Yes, it will do that.  However, when mail servers connect to courier's 
smtpd and send RCPT commands with invalid users (or any other error), 
smtpd starts tarpitting them -- after each failed command, it waits for 
an increasingly long period of time before it replies and reads more 
commands.  This feature of courier prevents dictionary attacks against 
your system.  In your case, the mail servers sending you backscatter 
continue to send commands for a long period, which means that it takes a 
long time for courier to free up slots for new connections.  What you're 
seeing is not a bug in courier.

> This is not the case though.

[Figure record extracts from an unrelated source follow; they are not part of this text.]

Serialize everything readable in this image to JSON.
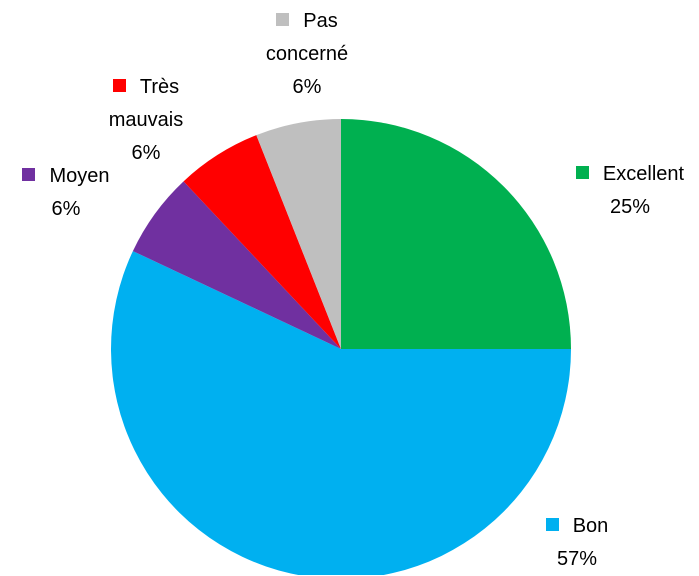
{
  "chart_data": {
    "type": "pie",
    "categories": [
      "Excellent",
      "Bon",
      "Moyen",
      "Très mauvais",
      "Pas concerné"
    ],
    "values": [
      25,
      57,
      6,
      6,
      6
    ],
    "value_labels": [
      "25%",
      "57%",
      "6%",
      "6%",
      "6%"
    ],
    "colors": [
      "#00b050",
      "#00b0f0",
      "#7030a0",
      "#ff0000",
      "#bfbfbf"
    ]
  }
}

What happens is that courier accepts n
> connections, deals with whatever is coming in on them (accepts it or bounces
> it), and then stops accepting new connections indefinitely, until restarted.
> This would suggest that the processes started are not properly terminated,
> because new ones should be started when the old ones finish, but are not.
> So either something is wrong with courier, or my understanding of how new
> processes are respawned is flawed.

You're simply wrong about what's happening.  You can see open 
connections with either 'netstat' or 'ps'.  Use 'tcpdump -A' or 
'ethereal' to watch traffic on those connections.

> Gordon Messmer wrote:
> 
>> You don't need more authdaemons, just more esmtpd processes.  Increase 
>> MAXDAEMONS, but not MAXPERC or MAXPERIP.
> 
> I've already been there. They are now 40, 5 and 5 respectively. The 40 seem
> to roughly correspond at the number of accepted connections after each 
> restart.
> But with the behaviour I see, increasing the daemons only leads to a higher
> number of initial connections before courier stops responding.

40 is the default -- pretty low.  I use 120 for low-traffic servers.